Download The Immoralist Books For Free Online

Download The Immoralist  Books For Free Online
The Immoralist Paperback | Pages: 144 pages
Rating: 3.58 | 9223 Users | 645 Reviews

Details Based On Books The Immoralist

Title:The Immoralist
Author:André Gide
Book Format:Paperback
Book Edition:First Edition
Pages:Pages: 144 pages
Published:September 1st 2001 by Penguin Classics (first published 1902)
Categories:Fiction. Cultural. France. Classics. European Literature. French Literature. Literature. Philosophy. Novels

Ilustration Concering Books The Immoralist

In The Immoralist , André Gide presents the confessional account of a man seeking the truth of his own nature. The story's protagonist, Michel, knows nothing about love when he marries the gentle Marceline out of duty to his father. On the couple's honeymoon to Tunisia, Michel becomes very ill, and during his recovery he meets a young Arab boy whose radiant health and beauty captivate him. An awakening for him both sexually and morally, Michel discovers a new freedom in seeking to live according to his own desires. But, as he also discovers, freedom can be a burden. A frank defense of homosexuality and a challenge to prevailing ethical concepts, The Immoralist is a literary landmark, marked by Gide's masterful, pure, simple style. For more than seventy years, Penguin has been the leading publisher of classic literature in the English-speaking world. With more than 1,700 titles, Penguin Classics represents a global bookshelf of the best works throughout history and across genres and disciplines. Readers trust the series to provide authoritative texts enhanced by introductions and notes by distinguished scholars and contemporary authors, as well as up-to-date translations by award-winning translators.

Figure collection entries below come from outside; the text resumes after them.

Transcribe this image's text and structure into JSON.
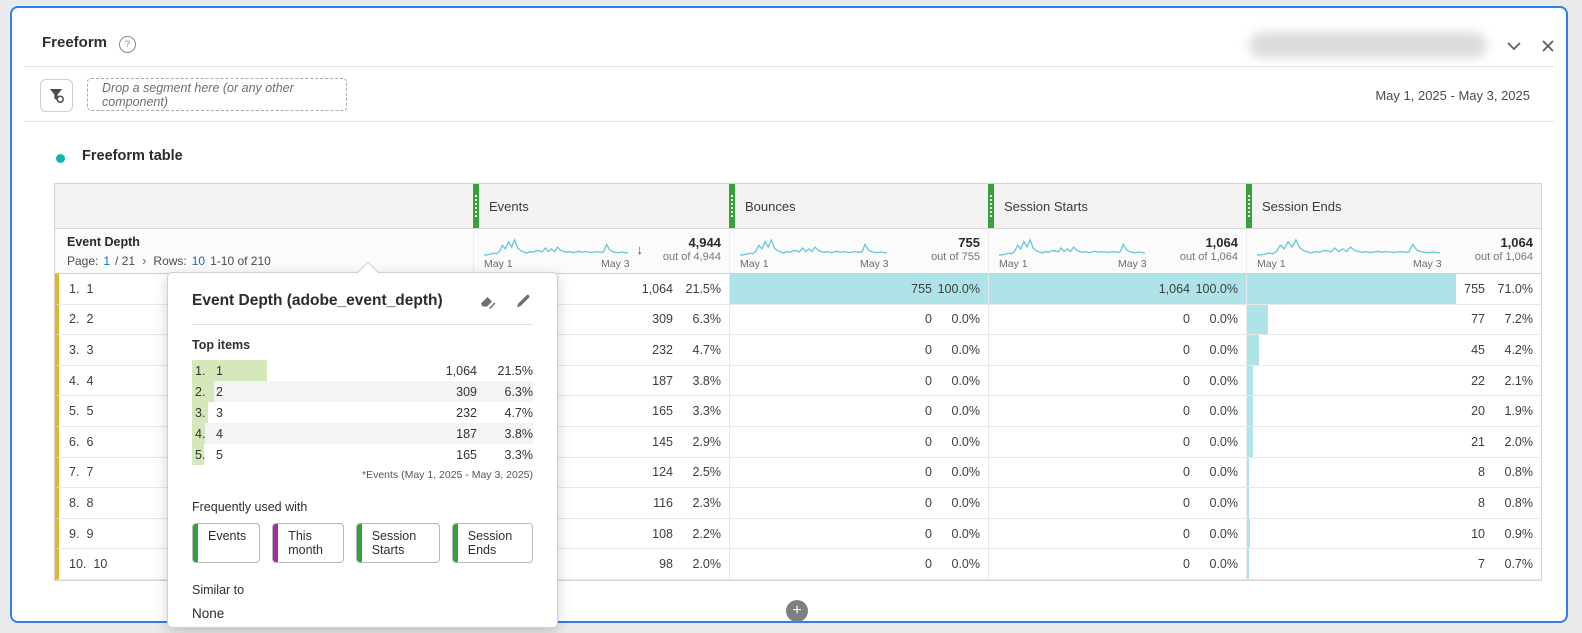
{
  "colors": {
    "panel_border": "#2d80eb",
    "metric_green": "#35a23c",
    "dimension_gold": "#ddb72b",
    "cell_bar_teal": "#aee4e8",
    "sparkline": "#66c7d6",
    "link_blue": "#1b66ce",
    "viz_dot_teal": "#0fb5ae",
    "top_item_green": "#d5e8ba",
    "chip_green": "#2fa33a",
    "chip_purple": "#a62aa6"
  },
  "icons": {
    "help-icon": "?",
    "collapse-icon": "chevron-down",
    "close-icon": "x",
    "segment-filter-icon": "funnel",
    "sort-descending-icon": "↓",
    "next-page-icon": "›",
    "add-visualization-icon": "+",
    "tag-pencil-icon": "tag+pencil",
    "edit-icon": "pencil",
    "drag-handle-icon": "dots"
  },
  "panel": {
    "title": "Freeform",
    "date_range": "May 1, 2025 - May 3, 2025",
    "drop_zone_placeholder": "Drop a segment here (or any other component)"
  },
  "visualization": {
    "title": "Freeform table"
  },
  "table": {
    "dimension": "Event Depth",
    "pagination": {
      "page_label": "Page:",
      "page": "1",
      "page_total": "/ 21",
      "rows_label": "Rows:",
      "rows": "10",
      "range": "1-10 of 210"
    },
    "spark_start": "May 1",
    "spark_end": "May 3",
    "columns": [
      {
        "label": "Events",
        "total": "4,944",
        "out_of": "out of 4,944",
        "sorted": true
      },
      {
        "label": "Bounces",
        "total": "755",
        "out_of": "out of 755",
        "sorted": false
      },
      {
        "label": "Session Starts",
        "total": "1,064",
        "out_of": "out of 1,064",
        "sorted": false
      },
      {
        "label": "Session Ends",
        "total": "1,064",
        "out_of": "out of 1,064",
        "sorted": false
      }
    ],
    "rows": [
      {
        "index": "1.",
        "item": "1",
        "cells": [
          {
            "v": "1,064",
            "p": "21.5%",
            "bar": 21.5
          },
          {
            "v": "755",
            "p": "100.0%",
            "bar": 100
          },
          {
            "v": "1,064",
            "p": "100.0%",
            "bar": 100
          },
          {
            "v": "755",
            "p": "71.0%",
            "bar": 71
          }
        ]
      },
      {
        "index": "2.",
        "item": "2",
        "cells": [
          {
            "v": "309",
            "p": "6.3%",
            "bar": 6.3
          },
          {
            "v": "0",
            "p": "0.0%",
            "bar": 0
          },
          {
            "v": "0",
            "p": "0.0%",
            "bar": 0
          },
          {
            "v": "77",
            "p": "7.2%",
            "bar": 7.2
          }
        ]
      },
      {
        "index": "3.",
        "item": "3",
        "cells": [
          {
            "v": "232",
            "p": "4.7%",
            "bar": 4.7
          },
          {
            "v": "0",
            "p": "0.0%",
            "bar": 0
          },
          {
            "v": "0",
            "p": "0.0%",
            "bar": 0
          },
          {
            "v": "45",
            "p": "4.2%",
            "bar": 4.2
          }
        ]
      },
      {
        "index": "4.",
        "item": "4",
        "cells": [
          {
            "v": "187",
            "p": "3.8%",
            "bar": 3.8
          },
          {
            "v": "0",
            "p": "0.0%",
            "bar": 0
          },
          {
            "v": "0",
            "p": "0.0%",
            "bar": 0
          },
          {
            "v": "22",
            "p": "2.1%",
            "bar": 2.1
          }
        ]
      },
      {
        "index": "5.",
        "item": "5",
        "cells": [
          {
            "v": "165",
            "p": "3.3%",
            "bar": 3.3
          },
          {
            "v": "0",
            "p": "0.0%",
            "bar": 0
          },
          {
            "v": "0",
            "p": "0.0%",
            "bar": 0
          },
          {
            "v": "20",
            "p": "1.9%",
            "bar": 1.9
          }
        ]
      },
      {
        "index": "6.",
        "item": "6",
        "cells": [
          {
            "v": "145",
            "p": "2.9%",
            "bar": 2.9
          },
          {
            "v": "0",
            "p": "0.0%",
            "bar": 0
          },
          {
            "v": "0",
            "p": "0.0%",
            "bar": 0
          },
          {
            "v": "21",
            "p": "2.0%",
            "bar": 2.0
          }
        ]
      },
      {
        "index": "7.",
        "item": "7",
        "cells": [
          {
            "v": "124",
            "p": "2.5%",
            "bar": 2.5
          },
          {
            "v": "0",
            "p": "0.0%",
            "bar": 0
          },
          {
            "v": "0",
            "p": "0.0%",
            "bar": 0
          },
          {
            "v": "8",
            "p": "0.8%",
            "bar": 0.8
          }
        ]
      },
      {
        "index": "8.",
        "item": "8",
        "cells": [
          {
            "v": "116",
            "p": "2.3%",
            "bar": 2.3
          },
          {
            "v": "0",
            "p": "0.0%",
            "bar": 0
          },
          {
            "v": "0",
            "p": "0.0%",
            "bar": 0
          },
          {
            "v": "8",
            "p": "0.8%",
            "bar": 0.8
          }
        ]
      },
      {
        "index": "9.",
        "item": "9",
        "cells": [
          {
            "v": "108",
            "p": "2.2%",
            "bar": 2.2
          },
          {
            "v": "0",
            "p": "0.0%",
            "bar": 0
          },
          {
            "v": "0",
            "p": "0.0%",
            "bar": 0
          },
          {
            "v": "10",
            "p": "0.9%",
            "bar": 0.9
          }
        ]
      },
      {
        "index": "10.",
        "item": "10",
        "cells": [
          {
            "v": "98",
            "p": "2.0%",
            "bar": 2.0
          },
          {
            "v": "0",
            "p": "0.0%",
            "bar": 0
          },
          {
            "v": "0",
            "p": "0.0%",
            "bar": 0
          },
          {
            "v": "7",
            "p": "0.7%",
            "bar": 0.7
          }
        ]
      }
    ]
  },
  "popover": {
    "title": "Event Depth (adobe_event_depth)",
    "top_items_label": "Top items",
    "items": [
      {
        "rank": "1.",
        "label": "1",
        "value": "1,064",
        "pct": "21.5%",
        "bar": 21.5
      },
      {
        "rank": "2.",
        "label": "2",
        "value": "309",
        "pct": "6.3%",
        "bar": 6.3
      },
      {
        "rank": "3.",
        "label": "3",
        "value": "232",
        "pct": "4.7%",
        "bar": 4.7
      },
      {
        "rank": "4.",
        "label": "4",
        "value": "187",
        "pct": "3.8%",
        "bar": 3.8
      },
      {
        "rank": "5.",
        "label": "5",
        "value": "165",
        "pct": "3.3%",
        "bar": 3.3
      }
    ],
    "footnote": "*Events (May 1, 2025 - May 3, 2025)",
    "frequently_used_label": "Frequently used with",
    "chips": [
      {
        "label": "Events",
        "color": "#2fa33a"
      },
      {
        "label": "This month",
        "color": "#a62aa6"
      },
      {
        "label": "Session Starts",
        "color": "#2fa33a"
      },
      {
        "label": "Session Ends",
        "color": "#2fa33a"
      }
    ],
    "similar_label": "Similar to",
    "similar_value": "None"
  },
  "sparkline_shape": [
    0.1,
    0.12,
    0.15,
    0.22,
    0.18,
    0.3,
    0.65,
    0.45,
    0.85,
    0.55,
    0.95,
    0.5,
    0.35,
    0.28,
    0.22,
    0.3,
    0.26,
    0.35,
    0.35,
    0.28,
    0.5,
    0.3,
    0.45,
    0.3,
    0.55,
    0.38,
    0.3,
    0.26,
    0.3,
    0.24,
    0.28,
    0.32,
    0.26,
    0.3,
    0.28,
    0.25,
    0.28,
    0.3,
    0.26,
    0.28,
    0.7,
    0.4,
    0.3,
    0.26,
    0.24,
    0.28,
    0.25,
    0.22
  ]
}
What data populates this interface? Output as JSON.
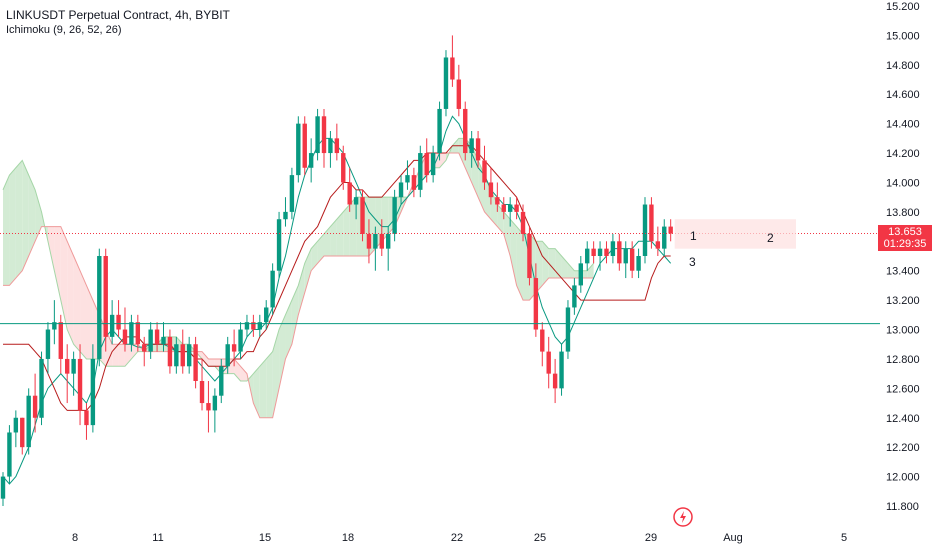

Particularize Books During The Immoralist

Original Title: L'immoraliste
ISBN: 0142180025 (ISBN13: 9780142180020)
Edition Language: English

Rating Based On Books The Immoralist
Ratings: 3.58 From 9223 Users | 645 Reviews

Comment On Based On Books The Immoralist
In days of yore, when Hollywood movies were heavily censored, the creative people who were having the most fun were the artists responsible for painting the lurid promo posters aimed at sucking gullible audiences into the theaters. Images of half-naked women with torn garments that barely covered their nipples and genitalia dangled limp in the arms of some salivating brute or monster or cad, surrounded by exploding words like "SIN!" and "SHAME!" and "UNSPEAKABLE!" promised far more than the

Plainly put, the novel reads like a story of pedophile glorified. I couldn't finish as I had a hard time liking a novelist whose hero is exactly like him. They both have special craving for boys. According to his autobiographical memoir, If it Die, between 1893 and 1894, Gide traveled in Northern Africa, and it was there that he came to accept his attraction to boys. And being North African myself, this troubles me greatly. What if I had invited Gide for dinner just to discover he "likes", feels

Well, I liked this more than I thought I would, and more than everyone else seems to. Gide's style here is glorious. Like Larbaud, the prose is perfectly clear, a little elegiac, but also as precise as possible. Gide's tale is simple, but thought-provoking: you could read this as a celebration of Nietzschean uber-menschdom, but only if you're more or less an inhuman prick; you could read it as a plea for repression and moralistic priggery, but only if, again, you're an inhuman prick. On the

With a title like The Immoralist, you might expect something along the lines of Sade. Youd be way off base. Instead, this novel is more subtle, more like Death in Venice, complete with its themes of a septic environment, tuberculosis, and, perhaps, pederasty. The protagonist, Michel, is captivated by healthy and strikingly handsome boys and young men, and of those young men, he is attracted to those who are most rugged and handsome, with their own secrets, or the most dissolute.At best, or at

Yeah well how immoral could things really get when this thin novel was published in 1902? It turns out quite immoral. Our narrator, Michel, gradually finds out that what he really wants to do is not to write dry essays on Gothic antiquities and buy another elaborate hat for his pallid wife, no, what he really wants to do is have sex with young boys. So he does.Michel is the very person who these days would be arrested at the airport on returning from his three month holiday in Vietnam. In his

My foray into Frenchies continues with this peculiar, off-the-scale subtle novel about forbidden pleasures. The pleasures in question are young lads and loosing ones morals. Michel starts out as a bedridden lump, unsure about his wife but sure about young Tunisian visitors. As his health improves, he tends to his vast acreage of land and resumes his academic work, growing fonder of his doormat missus, as well as power and cheating farmers. As we slump towards the final third, his wife becomes

What conjures up in the mind at the mere mention of the word morality is a question that our evolutionary advanced mankind hasnt been able to find an appropriate response to. For all the ethics and moral codes defining the very basis of societal structure, morality still remains a vague ideal. Vague not because there is a dearth of reasons associated with the necessity or goodness of moral values required for a harmonious existence of humans in the society but because the certainty of actions

0 Comments:

Note: Only a member of this blog may post a comment.